The task of controlling the story of a huge US military operation like Iraq has become vastly more sophisticated since the days of Vietnam when the press was allowed more rope and the killing numbers were much greater. Today, the real story is kept under an extremely tight regime of secrecy. The fact is, no one in the business of post-World War Two imperial US military policy wants the real story to be made public.
Our immense military institution engages with the citizenry of the United States in two very distinct ways: Secrecy or Public Relations. Courageous and resourceful members of the press do their best to reveal the secret parts, which amount to everything down to the granular, day-to-day realities of warfare. What ordinary citizens see and hear amounts to PR controlled by the military, material meant to sustain the tenets of American Exceptionalism. The emphasis is on the individual heroism of US soldiers and the idea that the US is a force for good in a benighted and dangerous world of thugs and cutthroats in need of our management.
How what’s going on in Iraq now is being laid at the feet of the Obama administration is part of this high-stakes game. Listen to Obama critic Republican Senator Bob Corker from Tennessee, quoted in The New York Times.
“The vacuum of American leadership certainly is felt there,” Corker says, referring to what is going on in Falluja and Ramadi in Anbar Province, which borders Syria on the west. Corker is the top Republican on the Senate Foreign Relations Committee. He visited Baghdad in August. “[T]he administration thought that Iraq was checked off the list,” he says.
In a front-page “analysis” article, the Times writer Peter Baker put it this way: “Critics complain that Mr. Obama squandered the military success achieved by President George W. Bush’s 2007 troop surge.”
The War in Iraq was a “success?” Only in a public-relations-driven culture dominated by secret information — the whole affair operating to reinforce self-serving myths and delusions — could any aspect of the Iraq War be seen as a “success.” Only in such an either-or, secrecy-or-PR world, could a troop escalation in conjunction with the re-design of a failing military mission be euphemized by the now-famous buzzword, “The Surge.” The PR-coined term suggests manly tumescence rather than the act of desperation it was. The “success” of The Surge was really about the shift of mission to the brilliant Stanley McChrystal’s re-designed tactics based on ramped-up, effective intelligence (the intel before was very shoddy) linked with lighting fast special-ops (focused killing) teams.
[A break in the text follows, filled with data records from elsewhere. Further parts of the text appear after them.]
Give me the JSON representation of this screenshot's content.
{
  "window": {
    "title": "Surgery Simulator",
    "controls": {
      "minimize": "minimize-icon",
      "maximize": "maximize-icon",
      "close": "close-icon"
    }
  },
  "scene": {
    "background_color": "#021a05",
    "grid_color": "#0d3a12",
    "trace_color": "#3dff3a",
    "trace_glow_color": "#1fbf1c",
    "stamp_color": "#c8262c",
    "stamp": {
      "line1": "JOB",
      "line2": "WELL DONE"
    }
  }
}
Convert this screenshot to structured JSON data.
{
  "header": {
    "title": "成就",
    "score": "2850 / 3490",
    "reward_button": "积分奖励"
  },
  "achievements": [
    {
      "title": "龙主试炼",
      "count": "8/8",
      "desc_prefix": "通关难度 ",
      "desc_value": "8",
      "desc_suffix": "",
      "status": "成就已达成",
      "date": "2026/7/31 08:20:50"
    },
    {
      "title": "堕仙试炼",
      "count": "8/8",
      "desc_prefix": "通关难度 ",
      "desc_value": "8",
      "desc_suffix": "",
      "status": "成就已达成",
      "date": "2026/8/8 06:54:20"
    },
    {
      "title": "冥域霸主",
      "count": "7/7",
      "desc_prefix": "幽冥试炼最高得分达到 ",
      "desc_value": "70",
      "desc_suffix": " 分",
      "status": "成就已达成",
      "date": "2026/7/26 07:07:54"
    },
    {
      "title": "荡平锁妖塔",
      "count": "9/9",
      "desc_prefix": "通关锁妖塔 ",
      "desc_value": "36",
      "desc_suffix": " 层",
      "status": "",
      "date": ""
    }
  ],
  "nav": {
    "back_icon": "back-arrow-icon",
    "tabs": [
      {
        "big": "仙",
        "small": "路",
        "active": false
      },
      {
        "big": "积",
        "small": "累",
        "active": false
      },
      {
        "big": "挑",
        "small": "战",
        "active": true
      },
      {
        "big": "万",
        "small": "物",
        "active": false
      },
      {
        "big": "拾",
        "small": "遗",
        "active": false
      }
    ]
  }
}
There was also a good-cop side to it, which entailed paying off Sunni militias. The two-pronged tactic did, in fact, set the Anbar resistance back.
The military-friendly writer Thomas Ricks titled his 2006 book on the Iraq War Fiasco for a reason. He did not call it Success. At the end, he wrote: “In Iraq, the U.S. position … suffers from the strategic problem of the fruit of the poisoned tree — that is, when a nation goes to war for faulty reasons, it undercuts all the actions that follow, especially when it won’t concede those errors.” In his book, Ricks predicts the civil war conditions we’re seeing now.
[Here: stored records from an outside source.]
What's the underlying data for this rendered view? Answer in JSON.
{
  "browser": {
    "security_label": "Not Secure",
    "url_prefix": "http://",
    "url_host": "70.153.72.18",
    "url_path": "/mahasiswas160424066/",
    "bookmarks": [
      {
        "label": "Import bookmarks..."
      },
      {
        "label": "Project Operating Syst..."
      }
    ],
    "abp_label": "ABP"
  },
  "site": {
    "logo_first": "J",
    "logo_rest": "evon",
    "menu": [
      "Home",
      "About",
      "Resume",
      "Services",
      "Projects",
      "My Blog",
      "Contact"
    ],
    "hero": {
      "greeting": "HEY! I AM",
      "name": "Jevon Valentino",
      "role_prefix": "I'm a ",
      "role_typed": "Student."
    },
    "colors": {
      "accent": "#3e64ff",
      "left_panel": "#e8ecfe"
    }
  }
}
The Iraq War was a fiasco that will keep on giving until someone in power finds the courage to break the spell. Nothing will change until someone with political honesty, courage and authority steps up and speaks truth to the American people, someone honest enough to stare into the abyss of truth so we can stop eating “the fruit of the poisoned tree.”
As a veteran anti-war activist, I’m as disappointed by President Obama as anyone. I wanted more FDR. Naively, I hoped for an Antiwar Activist President. In retrospect, that notion seems idiotic — like expecting the nice, educated mob son played by Al Pacino in The Godfather to turn the Mafia into an NGO fighting hunger. Once in office, such a leader’s loyalty is to perpetuating his own power, to honoring the traditions of the office and to serving those in the inner circle of the organization.
Still, President Obama’s decisions lately not to rattle sabers to preclude taking the nation to war again in the Middle East — what Senator Corker calls “the vacuum of American leadership” in Iraq and the Middle East in general — is a welcome turn of events. While his administration is to be rightfully criticized for its surveillance and drone policies and other things, its decision not to bomb Syria but to align with the Russian president and to pursue negotiations with Iran need to be encouraged in a spirit of pragmatism.
One of the more amazing stories in the Times ran on Tuesday, January 7. It’s a story about strange bedfellows headlined “The US and Iran Face Common Enemies in Mideast Strife.”
What the story reveals is how the politics of the post-Iraq War region are becoming quite strange. Given a choice for peace over apocalyptic war, the US and Iranian governments, the story suggests, “are being drawn together by their mutual opposition to an international movement of young Sunni fighters … raising the black flag of Al Qaeda along sectarian lines in Syria, Lebanon, Iraq, Afghanistan and Yemen.” It really gets weird when you consider that the United States of America AND Iran are now sending arms to the government of Iraq to fend off Sunni al Qaeda elements now holding Falluja.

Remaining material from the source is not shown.